Now, let’s link these widgets to our plotting function so that updates to the widgets rerun the function. We can achieve this easily in Panel using pn.bind:

In [31]:
bound_plot = pn.bind(
    get_plot, variable=variable_widget, high=high_widget, middle=middle_widget
)

Once we’ve bound the widgets to the function’s arguments, we can layout the resulting bound_plot component along with the widgets using a Panel layout such as Column:

In [32]:
widgets = pn.Column(variable_widget, high_widget, middle_widget, sizing_mode="fixed", width=300)
pn.Column(widgets, bound_plot)

BokehModel(combine_events=True, render_bundle={'docs_json': {'bfde634a-1f73-42e3-bab5-7c7f8a69cea5': {'version…

As long as you have a live Python process running, dragging these widgets will trigger a call to the get_plot callback function, evaluating it for whatever combination of parameter values you select and displaying the results.

## Optional - Serving the Notebook

You may be interested in serving the notebook.
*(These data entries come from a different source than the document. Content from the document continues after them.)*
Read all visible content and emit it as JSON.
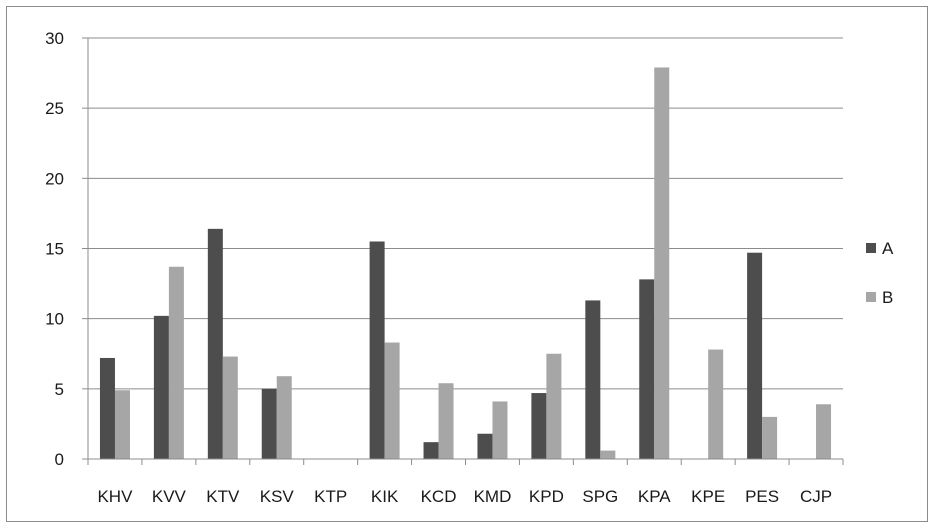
{
  "chart_data": {
    "type": "bar",
    "title": "",
    "xlabel": "",
    "ylabel": "",
    "ylim": [
      0,
      30
    ],
    "yticks": [
      0,
      5,
      10,
      15,
      20,
      25,
      30
    ],
    "grid": true,
    "legend_position": "right",
    "categories": [
      "KHV",
      "KVV",
      "KTV",
      "KSV",
      "KTP",
      "KIK",
      "KCD",
      "KMD",
      "KPD",
      "SPG",
      "KPA",
      "KPE",
      "PES",
      "CJP"
    ],
    "series": [
      {
        "name": "A",
        "color": "#4d4d4d",
        "values": [
          7.2,
          10.2,
          16.4,
          5.0,
          0,
          15.5,
          1.2,
          1.8,
          4.7,
          11.3,
          12.8,
          0,
          14.7,
          0
        ]
      },
      {
        "name": "B",
        "color": "#a6a6a6",
        "values": [
          4.9,
          13.7,
          7.3,
          5.9,
          0,
          8.3,
          5.4,
          4.1,
          7.5,
          0.6,
          27.9,
          7.8,
          3.0,
          3.9
        ]
      }
    ]
  }
}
In such a case, uncomment the next  chunk of code and run it. Then, write the code to serve the notebook.   

In [75]:
# Uncomment if needed
#pn.template.MaterialTemplate(
#   site="Panel",
#  title="GLORIA App",
#    sidebar=[variable_widget, high_widget, middle_widget],
#    main=[bound_plot],
#).servable(); # The ; is needed in the notebook to not display the template. Its not needed in a script

In [33]:
# Write the code based on # See https://panel.holoviz.org/tutorials/intermediate/serve.html
#

That's all. We have achieved our goal.